Still, some women have said that they are aware of the staggering divorce rate in the Kingdom and the devastating effects it can have on a family.
“I have seen the trauma that divorce can have on innocent children, who are caught in the middle of a failed relationship,” said Noura Al-Madani, a primary teacher at a government school in Jeddah.
She added that in many cases, fathers typically use their children as pawns in an attempt to hurt and control their mother after divorce.
“While the ex-wives are being labeled ‘divorced women’, which is a negative social stigma in Saudi Arabia, ex-husbands often times go on with their lives.
“They get remarried and drag their ex-wife and children through legal torture after divorcing for sometimes no real reason at all,” Al-Madani said.
She explained that rather than putting herself into a possibly negative position, she has decided to put her efforts into reaping the rewards of teaching and caring about her students each day.
Although it remains a personal choice, the question that still remains is what is causing the rising trend of women shunning marriage.
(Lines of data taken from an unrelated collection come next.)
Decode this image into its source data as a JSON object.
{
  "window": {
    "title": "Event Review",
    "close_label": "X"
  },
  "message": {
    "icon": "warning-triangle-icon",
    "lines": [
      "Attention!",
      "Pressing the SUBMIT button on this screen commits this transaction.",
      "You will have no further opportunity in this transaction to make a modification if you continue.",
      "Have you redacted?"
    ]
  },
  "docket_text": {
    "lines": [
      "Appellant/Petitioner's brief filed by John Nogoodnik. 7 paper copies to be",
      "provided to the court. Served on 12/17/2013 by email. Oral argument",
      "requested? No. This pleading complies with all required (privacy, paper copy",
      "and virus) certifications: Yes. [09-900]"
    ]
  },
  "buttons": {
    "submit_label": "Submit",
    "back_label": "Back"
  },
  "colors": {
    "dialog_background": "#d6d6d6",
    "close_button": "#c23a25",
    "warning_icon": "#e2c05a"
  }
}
"I think the main reason is that higher financial burdens nowadays are causing more stress on families and creating interpersonal and psychological disturbances such as depression and anger that can eventually lead to marital discord and evolve in divorce.
The pressure is primarily being put on women, which could be motivating them to remain single," said Dr. Suhail Abdulhameed Khan, a psychiatry consultant and director of the Jeddah Psychiatric Hospital, adding that if such behavior is witnessed, especially by children, it could eventually lead to the development of phobias concerning marriage.
Khan said that the change in social roles concerning Saudi women over the last two decades is also a major factor.
"Currently more women are employed in high-ranking positions through the implementation of human rights bodies and increased women's rights in the Kingdom. This has allowed them more freedom and the ability to choose their careers over marriage, which was simply not an option for Saudi women in the past," he concluded.
According to a study released in February this year by the Kingdom’s Ministry of Social Affairs, the divorce rate in 2011 increased by 35 percent, making Saudi Arabia’s figure higher than the world average of 18-22 percent and the second-highest rate in the world.